American sports administrator

Dan Beebe (born February 27, 1957) was the commissioner of the Ohio Valley Conference from 1989 to 2003 and Big 12 Conference from 2007 to 2011.

==Early life==
Beebe grew up in Walla Walla, Washington and played two years football at Walla Walla Community College before getting a scholarship. In 1979 he received a bachelor's degree from California State Polytechnic University, Pomona where he was team captain on their football team. In 1982 he graduated from the University of California, Hastings College of the Law.

==Southern Methodist University case==
His first job out of school was working in enforcement of NCAA rules from 1982 to 1986. He was assistant director of athletics at Wichita State University from 1986 to 1987. In 1987 he was named director of enforcement for the NCAA with his most notable case being the imposition of the "death penalty" against Southern Methodist University in the Southern Methodist University football scandal.

From 1989 to 2003, he was commissioner of the Ohio Valley Conference.

==Big 12==
In 2003 he joined the Big 12 as senior associate commissioner and chief operating officer. On September 5, 2007, he was promoted to commissioner.

Beebe had a stormy experience at the Big 12 helm. The University of Nebraska–Lincoln moved to the Big Ten Conference and the University of Colorado moved to the Pac-12 Conference, both at the end of the 2010–2011 season. Then Texas A&M University and the University of Missouri announced in the fall of 2011 that they were moving to the SEC Conference at the end of the 2011–2012 season. The moves ended Missouri's and Nebraska's 100+ year relationship to the conference, and ended a 100+ year rivalry between Texas A&M and the University of Texas.

The departures of Missouri and Texas A&M had been prompted by a deal between the University of Texas and ESPN to broadcast games on the Longhorn Network, which was valued at $300 million over 25 years. The departures of Nebraska and Colorado, which had destabilized the conference the previous year, were no small factor either. Texas also said it would broadcast high school highlights (which other schools felt would put them at a disadvantage when recruiting future players) and Texas initially indicated it would not share revenue from the deal with its fellow conference members. The NCAA ruled that televising potential recruits' games would not be allowed before revenue sharing could be done.

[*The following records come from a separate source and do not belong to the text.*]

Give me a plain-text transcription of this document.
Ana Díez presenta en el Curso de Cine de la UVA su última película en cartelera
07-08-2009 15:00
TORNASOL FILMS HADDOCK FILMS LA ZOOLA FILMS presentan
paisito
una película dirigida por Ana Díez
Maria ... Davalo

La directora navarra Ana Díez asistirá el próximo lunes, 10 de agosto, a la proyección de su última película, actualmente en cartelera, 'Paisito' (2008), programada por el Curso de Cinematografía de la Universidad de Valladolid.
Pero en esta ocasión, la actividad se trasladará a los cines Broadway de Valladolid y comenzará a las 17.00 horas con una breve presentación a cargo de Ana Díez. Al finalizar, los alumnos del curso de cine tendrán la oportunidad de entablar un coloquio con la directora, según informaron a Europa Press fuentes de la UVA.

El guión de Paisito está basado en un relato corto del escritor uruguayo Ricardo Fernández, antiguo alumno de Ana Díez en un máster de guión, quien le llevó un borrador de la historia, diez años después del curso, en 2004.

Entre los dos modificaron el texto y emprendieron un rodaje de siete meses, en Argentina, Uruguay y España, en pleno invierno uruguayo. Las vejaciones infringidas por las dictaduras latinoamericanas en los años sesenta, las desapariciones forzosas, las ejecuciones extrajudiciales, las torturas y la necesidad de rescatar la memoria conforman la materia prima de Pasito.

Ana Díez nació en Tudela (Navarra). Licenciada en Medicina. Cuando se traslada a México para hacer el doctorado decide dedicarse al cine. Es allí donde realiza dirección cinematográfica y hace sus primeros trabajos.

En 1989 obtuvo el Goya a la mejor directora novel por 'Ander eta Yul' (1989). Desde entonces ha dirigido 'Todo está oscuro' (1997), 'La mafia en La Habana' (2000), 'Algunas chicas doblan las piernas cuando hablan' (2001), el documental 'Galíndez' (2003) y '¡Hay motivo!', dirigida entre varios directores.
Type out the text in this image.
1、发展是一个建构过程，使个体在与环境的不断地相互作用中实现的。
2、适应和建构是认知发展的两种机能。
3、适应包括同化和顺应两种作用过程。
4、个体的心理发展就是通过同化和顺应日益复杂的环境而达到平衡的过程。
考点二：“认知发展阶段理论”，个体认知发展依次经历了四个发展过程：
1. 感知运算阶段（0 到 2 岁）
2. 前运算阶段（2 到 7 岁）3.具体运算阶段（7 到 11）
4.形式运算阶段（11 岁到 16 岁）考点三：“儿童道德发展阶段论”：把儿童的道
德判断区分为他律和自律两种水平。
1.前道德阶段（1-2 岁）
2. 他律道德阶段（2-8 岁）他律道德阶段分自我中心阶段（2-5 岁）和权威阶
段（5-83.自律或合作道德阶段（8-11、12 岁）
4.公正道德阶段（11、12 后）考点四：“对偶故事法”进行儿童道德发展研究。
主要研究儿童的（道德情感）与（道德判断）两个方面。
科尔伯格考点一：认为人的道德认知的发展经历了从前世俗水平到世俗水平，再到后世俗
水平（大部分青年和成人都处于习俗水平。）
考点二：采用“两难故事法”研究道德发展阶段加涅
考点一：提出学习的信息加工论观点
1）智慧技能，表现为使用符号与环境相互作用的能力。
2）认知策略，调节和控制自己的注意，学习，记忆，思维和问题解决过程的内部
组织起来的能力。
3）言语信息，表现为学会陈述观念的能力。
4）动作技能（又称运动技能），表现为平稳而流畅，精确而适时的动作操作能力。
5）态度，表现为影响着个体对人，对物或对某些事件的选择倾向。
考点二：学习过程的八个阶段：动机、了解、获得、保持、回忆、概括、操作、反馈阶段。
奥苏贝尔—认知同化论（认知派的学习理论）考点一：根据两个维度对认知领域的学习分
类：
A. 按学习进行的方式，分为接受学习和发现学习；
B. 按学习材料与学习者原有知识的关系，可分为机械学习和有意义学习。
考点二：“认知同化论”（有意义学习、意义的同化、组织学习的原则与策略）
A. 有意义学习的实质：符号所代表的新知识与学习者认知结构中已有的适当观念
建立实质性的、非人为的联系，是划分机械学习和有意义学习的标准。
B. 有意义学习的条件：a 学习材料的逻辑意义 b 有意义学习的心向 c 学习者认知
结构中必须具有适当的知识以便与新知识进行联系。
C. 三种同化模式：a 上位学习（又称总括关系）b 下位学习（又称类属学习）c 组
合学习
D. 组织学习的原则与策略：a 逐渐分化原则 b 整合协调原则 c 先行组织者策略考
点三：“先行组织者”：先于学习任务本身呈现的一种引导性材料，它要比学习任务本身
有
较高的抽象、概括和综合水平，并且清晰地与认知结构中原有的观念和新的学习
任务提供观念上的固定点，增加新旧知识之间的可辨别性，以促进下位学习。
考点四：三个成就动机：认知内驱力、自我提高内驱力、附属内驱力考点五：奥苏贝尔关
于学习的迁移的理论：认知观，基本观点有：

Texas had been talking about such an arrangement since 2007.

After some schools, in particular the University of Oklahoma and its president David Boren, urged Beebe's ouster for not doing enough to address schools' concerns, he was ousted on September 23, 2011.

Beebe said that he had proposed equal revenue distribution in the conference as early as 2008 but that the conference had not voted on it. Further he noted he had negotiated a 13-year $1 billion deal with Fox Sports.